Roteai gli occhi. "Grande, grazie, Jeremy", dissi mettendo giù.
"Allora?", chiese Roxane.
"Nessuno gli sta dando la caccia. Si stanno dando la caccia a vicenda. Il calore della gravidanza ha preso il sopravvento e sono tre giorni che scopano come animali. Sei contenta?"
"NO! NON SONO CONTENTA!", urlò lei. "SCOPANO PERFINO MEGLIO DI NOI!"

ROXANE

"...Sei contenta?", chiese Josh, dopo aver spiegato quello che Jeremy gli aveva detto al telefono. Lo guardai scioccata Se sono contenta?
Quanto è stupido, cazzo?
"NO! NON SONO CONTENTA!", gli urlai contro, incapace di credere che non stesse capendo una parola di quello che stavo dicendo. "SCOPANO PERFINO MEGLIO DI NOI!"
Non potevo sopportare di vedere per un altro secondo lo sguardo che mi stava dando. Mi guardava come se fossi una pazza. Io NON sono pazza! Se c'era qualcuno di pazzo, quello era lui!
Uscii come una furia dal soggiorno, dirigendomi direttamente verso la nostra camera da letto.
Sbattei la porta dietro di me e fu allora che notai quel casino.
Dappertutto.
I vestiti di Josh, i documenti di Josh, la valigetta di Josh, tutta la sua roba sparsa per la stanza.

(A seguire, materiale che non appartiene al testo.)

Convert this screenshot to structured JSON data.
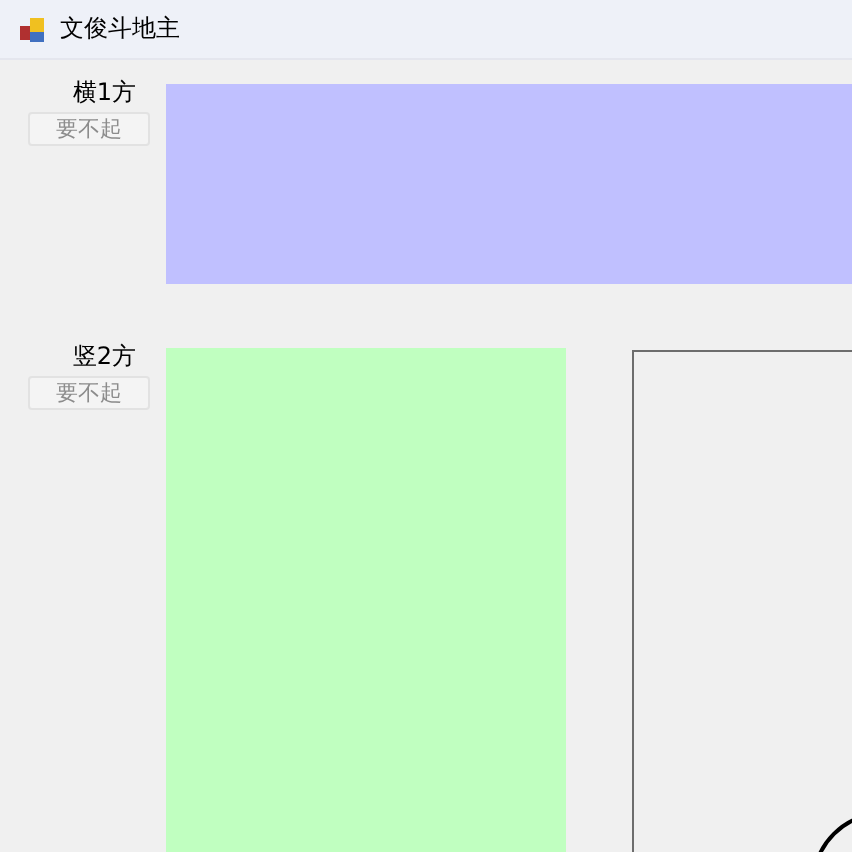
{
  "window": {
    "title": "文俊斗地主"
  },
  "players": [
    {
      "label": "横1方",
      "button": {
        "label": "要不起",
        "disabled": true
      },
      "color": "#c0c0ff",
      "kind": "horizontal"
    },
    {
      "label": "竖2方",
      "button": {
        "label": "要不起",
        "disabled": true
      },
      "color": "#c0ffc0",
      "kind": "vertical"
    }
  ]
}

"AAAAAAAHHHHHHH!" Urlai, con la rabbia che ora mi consumava completamente.
Iniziai a gettare tutti i suoi vestiti in una pila sul pavimento, lanciai la sua valigetta contro il muro e poi impilai tutte le sue carte una sull'altra.
Essere produttivi mi faceva sentire bene.
Il mio respiro stava lentamente rallentando, tornando normale.
Continuai a pulire, organizzai i soprammobili sul comò, raddrizzai la mia scatola di anelli e andai persino a rimettere l'orologio di Josh al posto giusto. Ma quando mi allungai per prenderlo dalla superficie, mi cadde tra le dita e atterro sul pavimento di legno duro.
Crack.
Il vetro dell'orologio si era incrinato.
Merda.
Mi accovacciai per controllare quanto fosse grave il danno. Mi abbassai per raccoglierlo e fu allora che lo vidi. Questa sostanza nera simile al catrame, che trasudava da dietro le crepe.
Nel momento in cui toccò la mia pelle mi ustionò. "AHI!", gridai, facendo cadere immediatamente l'orologio.
"MA CHE CAZZO?"
Ma non appena l'orologio toccò il pavimento, da esso uscì una specie di nebbia. E poi dal vapore apparve una figura. Una figura con un volto.
Una figura con la faccia di Konstantin.